Malumu ilam etmek için değil, kısa bir hatırlatma için
demokrasiden biraz bahsetmek faydalı olacaktır. Demokrasi, cumhuri rejimlerin
yönetim şeklidir. Cumhuriyet ile demokrasi birbirini tamamlayan unsurlardır.
Cumhuriyet bir devletin rejimi, demokrasi ise yönetim biçimidir. Her ikisi de
halkın egemenliğine dayanmakta, seçimler yoluyla bir temsilciler meclisinin
oluşmasını öngörmekte ve hukukun üstünlüğü prensibini temel dayanak olarak
almaktadır. Her ne kadar Platon (2000: 228), demokrasiyi ayak takımının yönetim
biçimi olarak görmüş ve demokrasideki özgürlüğün bir tehlike içerdiğini
belirtmiş; Aristoteles de (1993: 113) demokrasiyi cumhuriyet’in sapmış bir şekli
olarak görmüş olsa da, günümüzde demokrasiye duyulan ihtiyaç cumhuriyet
rejimindeki eksiklik ve yetersizliklerden kaynaklanmaktadır. Bugün rejimi
cumhuriyet olan birçok ülkedeki demokrasi taleplerinin arkasında yatan temel
neden budur.

Demokrasi, hem tarihsel gelişimi açısından hem de üzerinde
uygulandığı fiziksel çevre bakımından Batı’ya, daha doğrusu Batı’nın siyasal
tarihine özgü bir yönetim modelidir. Sartori’nin de (1996: 3) belirttiği gibi,
“… demokrasi şimdiye kadar genellikle bir uygarlığın, daha yerinde bir
söyleyişle, Batı uygarlığının (bugüne değin) meydana getirdiği siyasal bir
yapıtın adıdır.” Demokrasinin kendisini değil, ama demokrasi kavramını
Yunanlılara borçluyuz (Türköne, 1994: 16). Demokrasi, Eski Yunan’da adına
“polis” denilen küçük şehir devletçiklerinde gelişmişti. Ancak, Arblaster’in
(1999: 27-43) belirttiği gibi, demokrasi o zamanki bütün Yunan şehirlerinde
değil, Atina gibi çok az şehirde gelişebilmişti. Çünkü Yunan toplumu, temelde
sınıf ayrımına dayalı ve özgür olmayan bir toplum yapısına sahipti. Bundan
dolayı, herkes yönetime katılma hakkına sahip değildi. “Kent (polis) yönetimine
katılma hakkına sahip olabilmek için özgür, erkek ve taşınmaz mal sahibi olmak
gerekiyordu” (Holton 1999: 13). Bunun doğrudan bir sonucu olarak halkın büyük
bir kesimini oluşturan kadınlar, yabancılar ve köleler halktan sayılmıyordu
(Arblaster 1999: 41). Bütün bu kusurlara rağmen, yine de yarı-doğrudan demokrasi
modeli kısmen de olsa Eski Yunan şehir devletçiklerinde hayat bulmuştu.
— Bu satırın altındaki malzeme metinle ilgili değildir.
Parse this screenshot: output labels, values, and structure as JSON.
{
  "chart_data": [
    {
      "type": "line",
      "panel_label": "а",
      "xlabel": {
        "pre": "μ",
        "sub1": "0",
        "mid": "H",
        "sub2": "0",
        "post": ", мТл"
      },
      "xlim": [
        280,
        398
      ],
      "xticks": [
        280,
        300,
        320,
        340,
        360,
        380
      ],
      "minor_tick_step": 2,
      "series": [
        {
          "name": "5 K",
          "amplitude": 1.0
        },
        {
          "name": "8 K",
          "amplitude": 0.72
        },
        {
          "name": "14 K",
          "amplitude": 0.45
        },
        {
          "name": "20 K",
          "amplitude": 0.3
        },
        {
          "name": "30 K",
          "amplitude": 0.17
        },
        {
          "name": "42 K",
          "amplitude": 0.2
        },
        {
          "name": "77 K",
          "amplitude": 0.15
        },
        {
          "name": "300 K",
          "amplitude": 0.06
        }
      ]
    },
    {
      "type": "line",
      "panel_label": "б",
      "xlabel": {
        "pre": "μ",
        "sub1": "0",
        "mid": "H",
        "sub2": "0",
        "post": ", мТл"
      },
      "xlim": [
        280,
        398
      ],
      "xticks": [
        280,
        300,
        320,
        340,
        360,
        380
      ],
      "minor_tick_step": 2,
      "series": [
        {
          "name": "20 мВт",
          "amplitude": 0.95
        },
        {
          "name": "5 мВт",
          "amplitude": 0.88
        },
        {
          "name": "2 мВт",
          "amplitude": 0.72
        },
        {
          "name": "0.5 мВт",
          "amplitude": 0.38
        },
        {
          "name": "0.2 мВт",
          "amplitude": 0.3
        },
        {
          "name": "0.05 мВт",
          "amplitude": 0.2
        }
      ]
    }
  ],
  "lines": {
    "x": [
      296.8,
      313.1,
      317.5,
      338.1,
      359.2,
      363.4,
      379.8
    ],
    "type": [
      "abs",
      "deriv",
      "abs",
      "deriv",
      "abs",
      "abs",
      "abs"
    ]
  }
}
Günümüzde Batı’da ve diğer ülkelerde uygulanan demokrasi modeli
ise, ilhamını Fransız Devrimi’nden alan ve büyük ölçüde 19. yüzyıl koşullarında
şekillenen liberal/temsili demokrasidir. Bu demokrasinin en temel prensipleri
ise şunlardır: (i) sınırlı çoğunluk yönetimi, (ii) seçim ve herkese eşit oy
hakkı, (iii) iktidarın temsil yoluyla devredilmesi ve (iv) çoğunluğun
baskılarına karşı azınlığın haklarının korunması (Sartori, 1996: 32; Türköne,
1994: 17). Temel insan hakları, sivil özgürlükler, hukukun üstünlüğü ve adalet
gibi değerler yukarıdaki prensiplerden hareketle ortaya çıkarılmıştır.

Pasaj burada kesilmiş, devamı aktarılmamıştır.